Personal information
- Full name: Charles Vincent MacKay
- Born: 3 May 1880 Woods Point, Victoria
- Died: 26 April 1953 (aged 72) South Yarra, Victoria
- Original team: Trinity College

Playing career^{1}
- Years: Club / Games (Goals)
- 1905–06: Melbourne / 12 (7)
- ^{1} Playing statistics correct to the end of 1911.

= Charlie MacKay =

Australian rules footballer and medical specialist

Charles Vincent MacKay (3 May 1880 – 26 April 1953) was a noted Australian medical specialist and an Australian rules footballer who played for Melbourne in the Victorian Football League (VFL).

==Family==
The son of Donald MacKay (1849–1934), and Eleanor (a.k.a. "Helen") MacKay (1855–1930), née Vincent, Charles Vincent MacKay was born at Woods Point, Victoria on 3 May 1880.

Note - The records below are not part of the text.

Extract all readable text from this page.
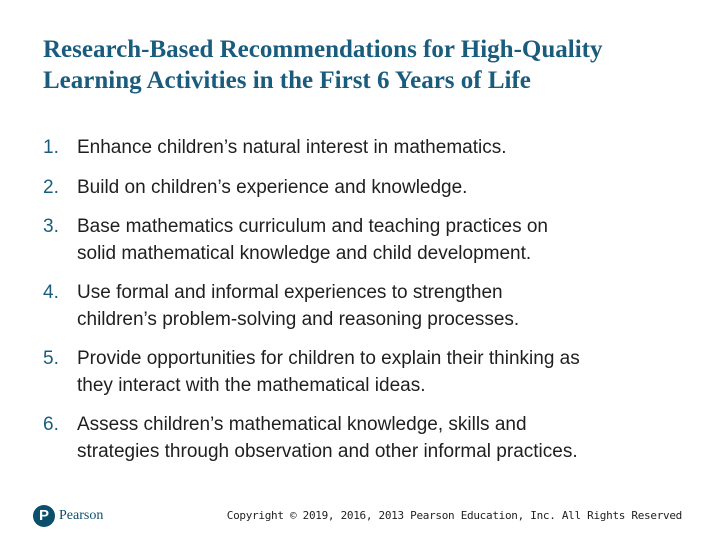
Research-Based Recommendations for High-Quality
Learning Activities in the First 6 Years of Life
1. Enhance children’s natural interest in mathematics.
2. Build on children’s experience and knowledge.
3. Base mathematics curriculum and teaching practices on
solid mathematical knowledge and child development.
4. Use formal and informal experiences to strengthen
children’s problem-solving and reasoning processes.
5. Provide opportunities for children to explain their thinking as
they interact with the mathematical ideas.
6. Assess children’s mathematical knowledge, skills and
strategies through observation and other informal practices.
P Pearson	Copyright © 2019, 2016, 2013 Pearson Education, Inc. All Rights Reserved
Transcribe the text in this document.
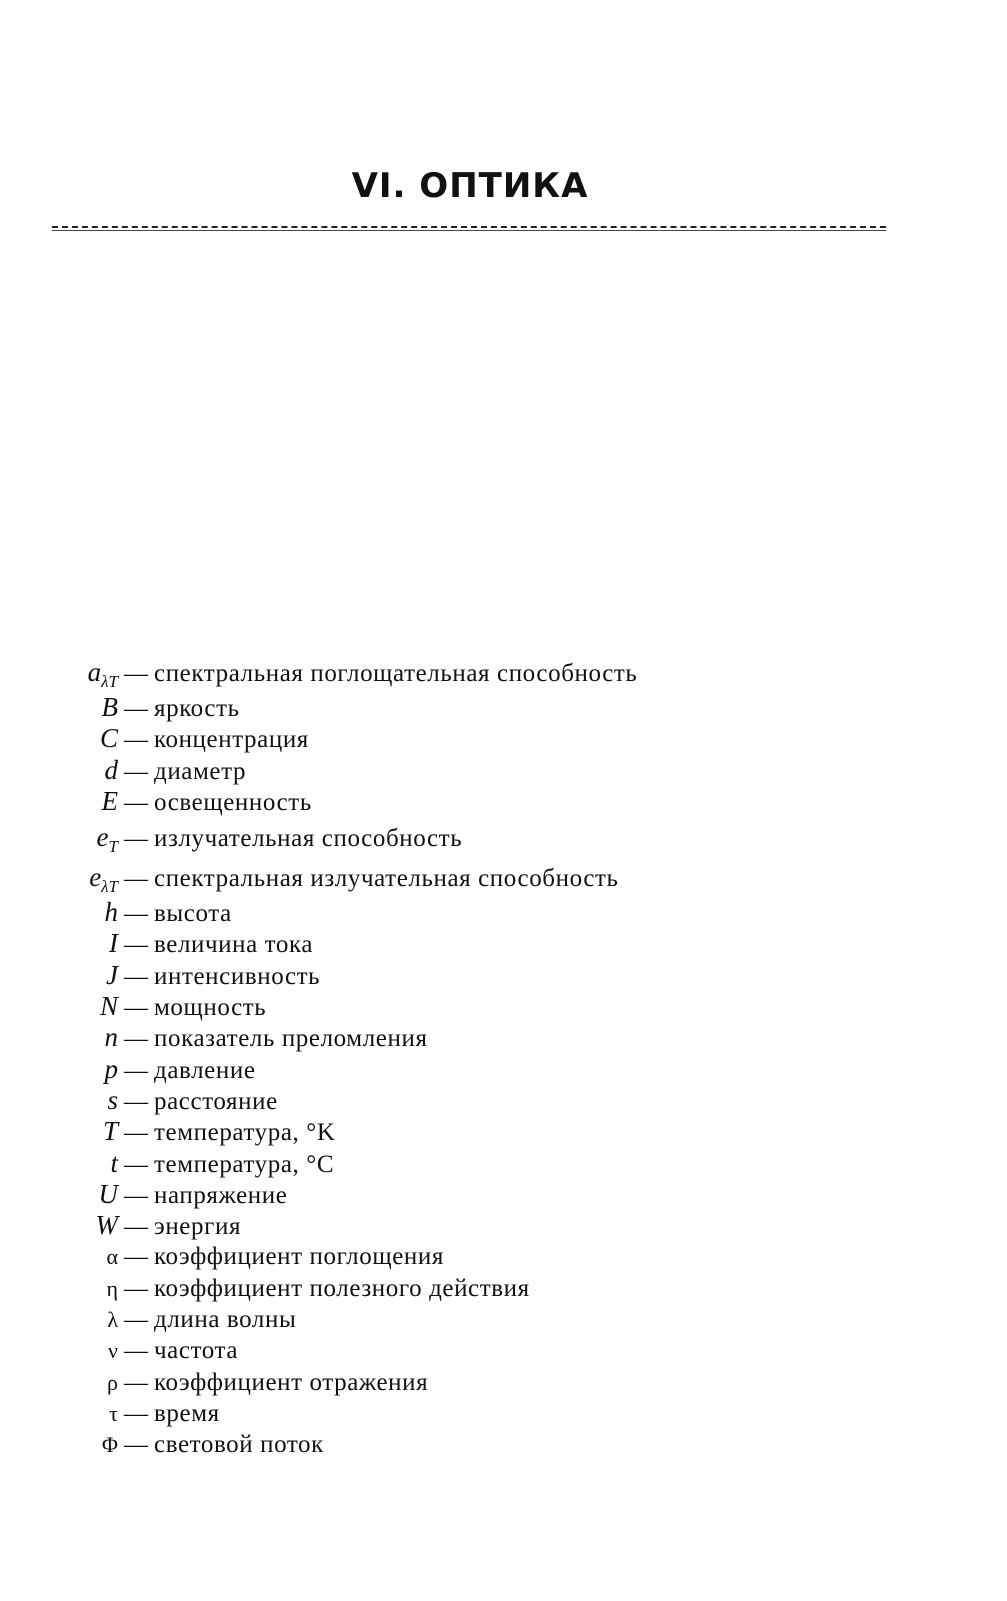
VI. ОПТИКА
$a_{\lambda T}$ — спектральная поглощательная способность
B — яркость
C — концентрация
d — диаметр
E — освещенность
$e_T$ — излучательная способность
$e_{\lambda T}$ — спектральная излучательная способность
h — высота
I — величина тока
J — интенсивность
N — мощность
n — показатель преломления
p — давление
s — расстояние
T — температура, °K
t — температура, °C
U — напряжение
W — энергия
α — коэффициент поглощения
η — коэффициент полезного действия
λ — длина волны
ν — частота
ρ — коэффициент отражения
τ — время
Φ — световой поток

He married Rose Nita née Collins, née Mackay (1890–1973) in Marylebone, London, England in 1927.

==Football==
Charles MacKay played VFL football while studying medicine at Trinity College.

==Medicine==
He graduated in medicine from the University of Melbourne at the end of 1905.

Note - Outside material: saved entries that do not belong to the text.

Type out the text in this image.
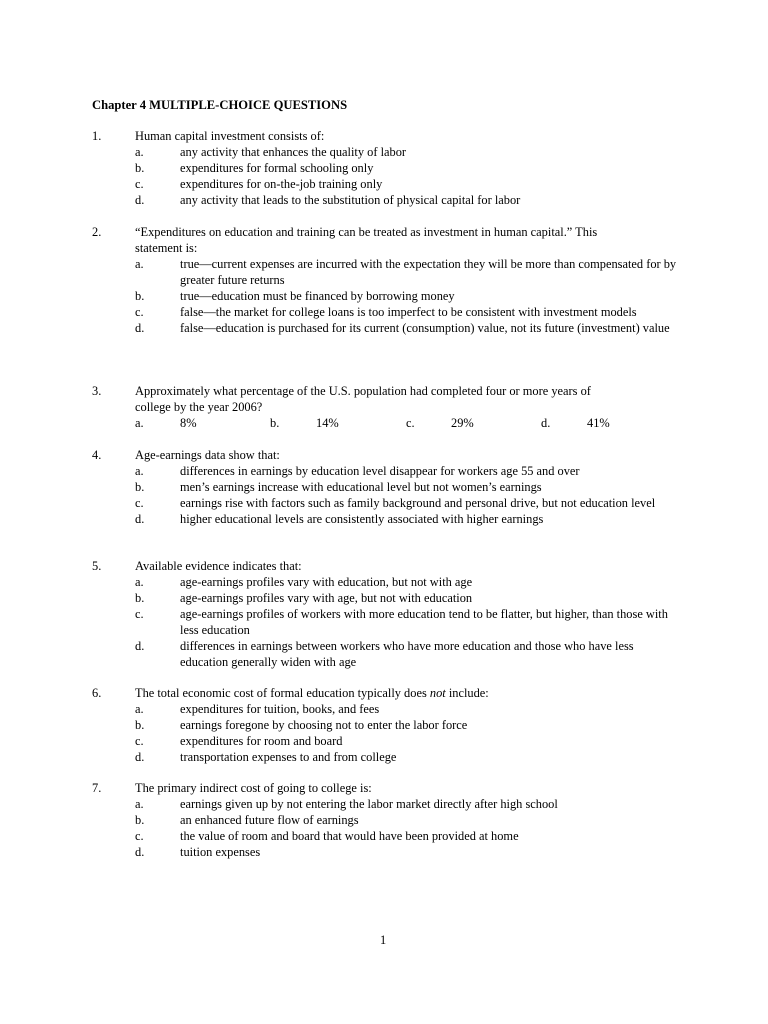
Chapter 4 MULTIPLE-CHOICE QUESTIONS
1.	Human capital investment consists of:
a.	any activity that enhances the quality of labor
b.	expenditures for formal schooling only
c.	expenditures for on-the-job training only
d.	any activity that leads to the substitution of physical capital for labor
2.	“Expenditures on education and training can be treated as investment in human capital.” This
statement is:
a.	true—current expenses are incurred with the expectation they will be more than compensated for by greater future returns
b.	true—education must be financed by borrowing money
c.	false—the market for college loans is too imperfect to be consistent with investment models
d.	false—education is purchased for its current (consumption) value, not its future (investment) value
3.	Approximately what percentage of the U.S. population had completed four or more years of
college by the year 2006?
a.	8%	b.	14%	c.	29%	d.	41%
4.	Age-earnings data show that:
a.	differences in earnings by education level disappear for workers age 55 and over
b.	men’s earnings increase with educational level but not women’s earnings
c.	earnings rise with factors such as family background and personal drive, but not education level
d.	higher educational levels are consistently associated with higher earnings
5.	Available evidence indicates that:
a.	age-earnings profiles vary with education, but not with age
b.	age-earnings profiles vary with age, but not with education
c.	age-earnings profiles of workers with more education tend to be flatter, but higher, than those with less education
d.	differences in earnings between workers who have more education and those who have less education generally widen with age
6.	The total economic cost of formal education typically does not include:
a.	expenditures for tuition, books, and fees
b.	earnings foregone by choosing not to enter the labor force
c.	expenditures for room and board
d.	transportation expenses to and from college
7.	The primary indirect cost of going to college is:
a.	earnings given up by not entering the labor market directly after high school
b.	an enhanced future flow of earnings
c.	the value of room and board that would have been provided at home
d.	tuition expenses
1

Following his graduation, MacKay worked in several Melbourne hospitals, completing a Doctorate of Medicine by Thesis in 1910, and taking on the role of medical superintendent of the Melbourne Hospital in 1911.

==Military service==
At the outbreak of World War I, MacKay joined the Royal Army Medical Corps in England, where he was twice Mentioned in Despatches. Promoted to lieutenant-colonel, he took command of the No 80 General Hospital in Salonika during the latter stages of the war.

==Post-war Medicine==
MacKay remained in England for several years following the war; and, after returning to Australia, he served as medical assistant to the director of the Australian Institute of Anatomy, Canberra, in 1936, and as acting director in 1937.

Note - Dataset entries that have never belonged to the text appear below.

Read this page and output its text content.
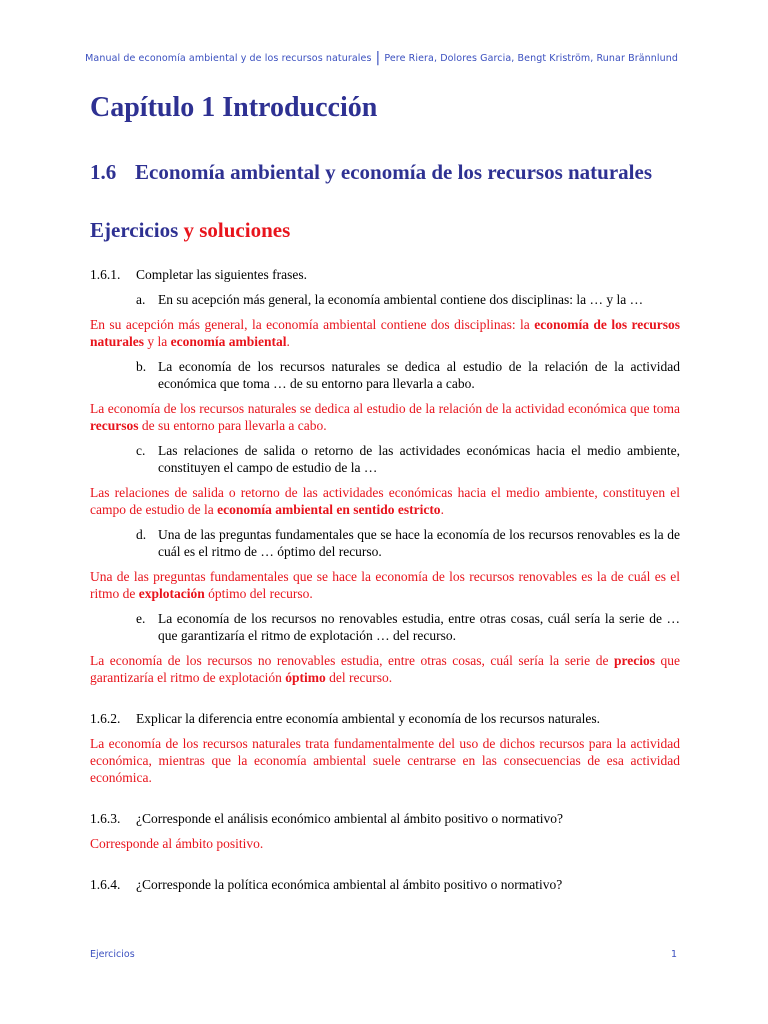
Manual de economía ambiental y de los recursos naturales | Pere Riera, Dolores Garcia, Bengt Kriström, Runar Brännlund
Capítulo 1 Introducción
1.6 Economía ambiental y economía de los recursos naturales
Ejercicios y soluciones

1.6.1. Completar las siguientes frases.

a. En su acepción más general, la economía ambiental contiene dos disciplinas: la … y la …

En su acepción más general, la economía ambiental contiene dos disciplinas: la economía de los recursos naturales y la economía ambiental.

b. La economía de los recursos naturales se dedica al estudio de la relación de la actividad económica que toma … de su entorno para llevarla a cabo.

La economía de los recursos naturales se dedica al estudio de la relación de la actividad económica que toma recursos de su entorno para llevarla a cabo.

c. Las relaciones de salida o retorno de las actividades económicas hacia el medio ambiente, constituyen el campo de estudio de la …

Las relaciones de salida o retorno de las actividades económicas hacia el medio ambiente, constituyen el campo de estudio de la economía ambiental en sentido estricto.

d. Una de las preguntas fundamentales que se hace la economía de los recursos renovables es la de cuál es el ritmo de … óptimo del recurso.

Una de las preguntas fundamentales que se hace la economía de los recursos renovables es la de cuál es el ritmo de explotación óptimo del recurso.

e. La economía de los recursos no renovables estudia, entre otras cosas, cuál sería la serie de … que garantizaría el ritmo de explotación … del recurso.

La economía de los recursos no renovables estudia, entre otras cosas, cuál sería la serie de precios que garantizaría el ritmo de explotación óptimo del recurso.

1.6.2. Explicar la diferencia entre economía ambiental y economía de los recursos naturales.

La economía de los recursos naturales trata fundamentalmente del uso de dichos recursos para la actividad económica, mientras que la economía ambiental suele centrarse en las consecuencias de esa actividad económica.

1.6.3. ¿Corresponde el análisis económico ambiental al ámbito positivo o normativo?

Corresponde al ámbito positivo.

1.6.4. ¿Corresponde la política económica ambiental al ámbito positivo o normativo?

Ejercicios	1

MacKay was appointed as director of the Anti-Cancer Council of Victoria in 1939.

During World War II, he was wartime executive medical officer of the Medical Equipment Control Committee, and after the war, he joined the Cancer Institute as a secretary and later served as its executive medical officer.

==Death==
He died at his residence on 26 April 1953.